Rare Genetic Variants in Multiple Sclerosis: Insights from the Italian Population

Multiple sclerosis (MS) is a complex neurological disease characterized by inflammation and demyelination within the central nervous system. While genome-wide association studies (GWAS) have identified more than 200 loci associated with MS, the heritability explained by these common variants accounts for only about 50% of the genetic risk. This gap has led researchers to explore the contribution of rare and low-frequency variants to MS susceptibility, which are not typically captured by traditional GWAS methods.

In a recent study by Clarelli et al. (2022), a team of researchers conducted an in-depth investigation of rare and low-frequency variants in MS patients of Italian continental ancestry. By leveraging next-generation sequencing (NGS) technologies, they sought to explore whether variants in genes already linked to MS by GWAS could further contribute to disease risk.

The Role of Rare Variants in MS
Clarelli and colleagues analyzed 98 genes previously associated with MS in 588 Italian MS patients and 408 healthy controls. The study focused on both protein-altering and regulatory variants with a minor allele frequency (MAF) of less than 5%. Their approach was to sequence these variants in both a discovery cohort and a replication cohort to validate their findings.

The researchers employed gene-wise tests to examine the cumulative effect of multiple variants within each gene. This method proved crucial for detecting associations with rare variants that might individually have weak effects but collectively could influence disease susceptibility. Through this innovative approach, the study identified 17 genes with a significant burden of variants.

Discovery of xEFCAB13: A Novel Gene in MS Susceptibility
Among the genes analyzed, EFCAB13 emerged as the most strongly associated with MS. This gene, which encodes an EF-hand calcium-binding protein of unknown function, harbored several rare disruptive variants (e.g., stop-gain, stop-loss, or splicing variants). The most notable finding was a stop-gain variant, which was more frequent in MS patients compared to healthy controls. Meta-analysis of three independent cohorts confirmed its significant association with MS.

Further investigation revealed that carriers of the stop-gain variant had reduced expression of the EFCAB13 gene. This suggests that the variant leads to transcript degradation through a mechanism known as nonsense-mediated decay, which could reduce the gene's protein output and potentially contribute to MS pathogenesis.

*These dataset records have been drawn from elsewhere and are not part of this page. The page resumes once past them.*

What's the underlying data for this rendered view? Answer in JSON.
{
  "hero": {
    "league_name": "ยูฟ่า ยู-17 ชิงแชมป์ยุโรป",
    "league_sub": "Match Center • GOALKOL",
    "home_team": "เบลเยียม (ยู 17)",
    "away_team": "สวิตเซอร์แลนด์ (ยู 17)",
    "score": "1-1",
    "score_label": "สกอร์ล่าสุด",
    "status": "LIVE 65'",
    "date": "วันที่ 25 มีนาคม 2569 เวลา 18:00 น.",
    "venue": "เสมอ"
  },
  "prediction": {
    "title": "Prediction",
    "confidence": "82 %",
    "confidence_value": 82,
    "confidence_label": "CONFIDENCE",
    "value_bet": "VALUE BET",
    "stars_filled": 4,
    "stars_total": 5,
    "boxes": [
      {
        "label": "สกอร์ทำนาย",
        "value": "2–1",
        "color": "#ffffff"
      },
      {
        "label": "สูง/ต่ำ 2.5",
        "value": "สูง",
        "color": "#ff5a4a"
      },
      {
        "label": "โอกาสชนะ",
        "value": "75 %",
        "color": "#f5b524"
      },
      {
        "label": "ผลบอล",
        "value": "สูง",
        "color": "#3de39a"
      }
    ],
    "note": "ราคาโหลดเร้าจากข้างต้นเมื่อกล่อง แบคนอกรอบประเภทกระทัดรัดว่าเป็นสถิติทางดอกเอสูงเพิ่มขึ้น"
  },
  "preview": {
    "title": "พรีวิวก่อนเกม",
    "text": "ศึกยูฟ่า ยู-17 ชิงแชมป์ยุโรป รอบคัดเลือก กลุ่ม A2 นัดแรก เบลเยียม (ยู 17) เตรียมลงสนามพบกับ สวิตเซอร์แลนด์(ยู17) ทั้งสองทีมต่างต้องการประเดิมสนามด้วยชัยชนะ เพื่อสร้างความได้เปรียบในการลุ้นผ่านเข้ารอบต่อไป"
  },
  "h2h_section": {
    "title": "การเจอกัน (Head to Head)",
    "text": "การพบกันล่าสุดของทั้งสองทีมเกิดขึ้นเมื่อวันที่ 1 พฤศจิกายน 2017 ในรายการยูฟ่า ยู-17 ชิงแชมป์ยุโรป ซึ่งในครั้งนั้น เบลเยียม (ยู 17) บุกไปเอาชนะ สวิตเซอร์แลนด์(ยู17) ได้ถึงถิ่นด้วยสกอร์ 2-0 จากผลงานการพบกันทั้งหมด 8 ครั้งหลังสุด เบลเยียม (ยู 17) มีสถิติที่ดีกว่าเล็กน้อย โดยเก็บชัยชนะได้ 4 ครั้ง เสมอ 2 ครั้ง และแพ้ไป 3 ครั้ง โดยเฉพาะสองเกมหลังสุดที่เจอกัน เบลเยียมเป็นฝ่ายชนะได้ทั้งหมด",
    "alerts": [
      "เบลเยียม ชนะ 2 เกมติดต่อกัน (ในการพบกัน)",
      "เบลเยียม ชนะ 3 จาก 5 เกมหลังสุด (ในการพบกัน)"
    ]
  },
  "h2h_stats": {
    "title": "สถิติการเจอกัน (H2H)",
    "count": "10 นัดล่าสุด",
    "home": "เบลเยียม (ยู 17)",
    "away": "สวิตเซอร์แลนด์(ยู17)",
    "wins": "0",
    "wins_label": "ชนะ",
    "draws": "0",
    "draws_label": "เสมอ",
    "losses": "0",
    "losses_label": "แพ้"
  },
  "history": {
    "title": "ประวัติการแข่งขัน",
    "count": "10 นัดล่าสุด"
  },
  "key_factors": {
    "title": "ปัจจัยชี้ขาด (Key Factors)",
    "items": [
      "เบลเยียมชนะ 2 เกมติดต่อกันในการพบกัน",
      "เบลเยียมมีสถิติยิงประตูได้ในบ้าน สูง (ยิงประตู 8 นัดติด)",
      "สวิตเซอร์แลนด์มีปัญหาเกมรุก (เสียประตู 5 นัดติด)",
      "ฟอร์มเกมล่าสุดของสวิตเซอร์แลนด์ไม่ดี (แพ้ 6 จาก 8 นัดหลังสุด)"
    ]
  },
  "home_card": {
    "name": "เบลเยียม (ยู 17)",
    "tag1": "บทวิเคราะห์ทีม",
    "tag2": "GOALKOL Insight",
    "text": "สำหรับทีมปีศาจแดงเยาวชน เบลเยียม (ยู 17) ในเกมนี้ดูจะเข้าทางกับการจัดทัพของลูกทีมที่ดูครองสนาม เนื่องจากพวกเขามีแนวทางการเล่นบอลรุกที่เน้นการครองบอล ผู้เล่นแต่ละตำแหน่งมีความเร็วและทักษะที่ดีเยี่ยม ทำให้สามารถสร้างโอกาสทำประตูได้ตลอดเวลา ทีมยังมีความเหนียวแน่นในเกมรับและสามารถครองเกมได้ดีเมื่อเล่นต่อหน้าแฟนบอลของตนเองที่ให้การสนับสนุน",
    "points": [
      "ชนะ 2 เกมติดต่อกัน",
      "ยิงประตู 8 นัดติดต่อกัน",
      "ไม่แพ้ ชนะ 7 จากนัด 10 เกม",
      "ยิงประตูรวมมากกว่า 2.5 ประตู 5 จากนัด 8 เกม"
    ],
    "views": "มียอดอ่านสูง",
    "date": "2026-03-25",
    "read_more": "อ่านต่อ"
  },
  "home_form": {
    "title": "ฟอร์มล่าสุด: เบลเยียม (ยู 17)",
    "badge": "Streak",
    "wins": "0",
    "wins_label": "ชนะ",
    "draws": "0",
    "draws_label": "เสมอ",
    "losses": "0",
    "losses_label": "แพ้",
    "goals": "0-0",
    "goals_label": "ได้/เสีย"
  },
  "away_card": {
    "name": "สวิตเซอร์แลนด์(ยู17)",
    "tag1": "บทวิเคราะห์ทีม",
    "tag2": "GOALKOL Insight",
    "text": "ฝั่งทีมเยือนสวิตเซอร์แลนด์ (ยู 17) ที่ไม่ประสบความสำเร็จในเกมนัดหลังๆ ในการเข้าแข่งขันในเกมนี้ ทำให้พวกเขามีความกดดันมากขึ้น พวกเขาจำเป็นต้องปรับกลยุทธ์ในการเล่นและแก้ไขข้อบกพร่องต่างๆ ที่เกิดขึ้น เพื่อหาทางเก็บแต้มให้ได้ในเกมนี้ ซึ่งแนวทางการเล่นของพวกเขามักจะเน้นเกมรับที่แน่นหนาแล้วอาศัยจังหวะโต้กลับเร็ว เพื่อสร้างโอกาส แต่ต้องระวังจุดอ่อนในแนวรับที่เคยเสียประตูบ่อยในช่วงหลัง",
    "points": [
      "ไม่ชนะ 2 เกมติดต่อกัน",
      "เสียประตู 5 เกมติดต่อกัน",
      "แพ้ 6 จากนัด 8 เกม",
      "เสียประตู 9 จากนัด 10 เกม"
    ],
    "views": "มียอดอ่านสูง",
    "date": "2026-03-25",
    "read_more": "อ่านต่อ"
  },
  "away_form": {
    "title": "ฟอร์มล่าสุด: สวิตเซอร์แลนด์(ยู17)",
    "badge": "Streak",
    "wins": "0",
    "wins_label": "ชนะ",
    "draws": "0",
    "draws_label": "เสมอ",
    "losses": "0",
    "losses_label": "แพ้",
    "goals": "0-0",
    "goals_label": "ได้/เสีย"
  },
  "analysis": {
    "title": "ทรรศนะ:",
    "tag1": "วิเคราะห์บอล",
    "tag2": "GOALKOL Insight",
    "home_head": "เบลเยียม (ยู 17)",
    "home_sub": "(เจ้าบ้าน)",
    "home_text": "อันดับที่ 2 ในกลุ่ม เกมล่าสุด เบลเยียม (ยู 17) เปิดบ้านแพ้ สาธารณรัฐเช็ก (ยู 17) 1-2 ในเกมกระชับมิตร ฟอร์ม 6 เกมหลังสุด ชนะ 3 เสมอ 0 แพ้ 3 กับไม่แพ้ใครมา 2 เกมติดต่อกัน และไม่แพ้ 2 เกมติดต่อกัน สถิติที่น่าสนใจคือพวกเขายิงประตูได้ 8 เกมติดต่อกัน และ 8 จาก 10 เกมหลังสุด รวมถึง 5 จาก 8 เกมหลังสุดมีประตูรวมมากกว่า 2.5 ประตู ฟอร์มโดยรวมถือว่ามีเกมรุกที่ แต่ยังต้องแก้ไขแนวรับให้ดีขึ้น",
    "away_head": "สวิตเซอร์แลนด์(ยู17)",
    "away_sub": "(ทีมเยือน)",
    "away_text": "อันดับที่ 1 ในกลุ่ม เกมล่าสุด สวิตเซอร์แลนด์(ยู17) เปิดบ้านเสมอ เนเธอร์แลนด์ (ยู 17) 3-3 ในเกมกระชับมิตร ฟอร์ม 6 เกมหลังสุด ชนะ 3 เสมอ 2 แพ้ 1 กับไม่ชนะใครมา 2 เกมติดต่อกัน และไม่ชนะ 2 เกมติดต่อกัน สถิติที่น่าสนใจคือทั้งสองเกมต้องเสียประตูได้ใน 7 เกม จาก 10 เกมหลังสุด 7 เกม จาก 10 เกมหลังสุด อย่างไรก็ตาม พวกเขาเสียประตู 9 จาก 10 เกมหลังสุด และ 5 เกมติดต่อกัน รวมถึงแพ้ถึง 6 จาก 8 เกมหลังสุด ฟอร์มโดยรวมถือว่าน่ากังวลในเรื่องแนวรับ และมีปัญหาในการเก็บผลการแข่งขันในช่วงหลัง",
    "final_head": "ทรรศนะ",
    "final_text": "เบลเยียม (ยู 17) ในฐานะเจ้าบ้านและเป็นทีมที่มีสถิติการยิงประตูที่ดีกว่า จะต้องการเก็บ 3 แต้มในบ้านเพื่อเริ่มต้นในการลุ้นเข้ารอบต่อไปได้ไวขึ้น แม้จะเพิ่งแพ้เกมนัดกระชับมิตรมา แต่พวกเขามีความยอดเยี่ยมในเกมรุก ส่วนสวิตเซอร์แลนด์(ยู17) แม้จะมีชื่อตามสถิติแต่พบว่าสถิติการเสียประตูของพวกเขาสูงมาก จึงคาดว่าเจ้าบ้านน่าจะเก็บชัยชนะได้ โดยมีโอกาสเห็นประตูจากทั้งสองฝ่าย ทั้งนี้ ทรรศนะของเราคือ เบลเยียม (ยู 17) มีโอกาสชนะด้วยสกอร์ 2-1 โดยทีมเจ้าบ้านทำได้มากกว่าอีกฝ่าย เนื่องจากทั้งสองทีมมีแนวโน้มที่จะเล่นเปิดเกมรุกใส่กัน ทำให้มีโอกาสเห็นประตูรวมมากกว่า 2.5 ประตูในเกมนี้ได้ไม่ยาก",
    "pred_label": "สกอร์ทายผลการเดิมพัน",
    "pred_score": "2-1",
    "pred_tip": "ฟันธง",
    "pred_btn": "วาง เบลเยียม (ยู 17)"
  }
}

Understanding the Functional Impact of EFCAB13
Although EFCAB13 is poorly characterized, it is widely expressed across various tissues, including immune cells. The study's co-expression analysis indicated that EFCAB13 might play a role in immune system processes, particularly involving Th1 and Th17 cells, which are known to contribute to autoimmune diseases like MS. While the exact function of EFCAB13 remains unclear, the down-regulation observed in MS patients hints at a potential involvement in the disease's immune-related mechanisms.

Implications for MS Genetics
The findings of this study highlight the importance of rare genetic variants in understanding the full genetic landscape of MS. While common variants identified through GWAS have provided valuable insights, rare variants may explain additional heritability and uncover novel biological pathways involved in the disease.

The discovery of EFCAB13 as a novel susceptibility gene for MS underscores the need for further research into its function. As more large-scale sequencing studies are conducted, we can expect to uncover more rare variants that contribute to MS risk. Understanding the role of these variants will be crucial for developing more personalized approaches to MS diagnosis and treatment.

Conclusion
The study by Clarelli et al. offers new insights into the genetic architecture of MS, particularly the role of rare and low-frequency variants. The identification of EFCAB13 as a gene associated with MS susceptibility in the Italian population marks an important step in the quest to solve the mystery of MS heritability. As research continues, this work opens the door to novel therapeutic targets and a deeper understanding of the complex interplay between genetics and autoimmunity in MS.

Reference:
Clarelli, F., Barizzone, N., Mangano, E., Zuccalà, M., Basagni, C., Anand, S., Sorosina, M., Mascia, E., Santoro, S., PROGEMUS, PROGRESSO, Guerini, F. R., Virgilio, E., Gallo, A., Pizzino, A., Comi, C., Martinelli, V., Comi, G., De Bellis, G., Leone, M., … D'Alfonso, S. (2022). Contribution of Rare and Low-Frequency Variants to Multiple Sclerosis Susceptibility in the Italian Continental Population. Frontiers in genetics, 12, 800262.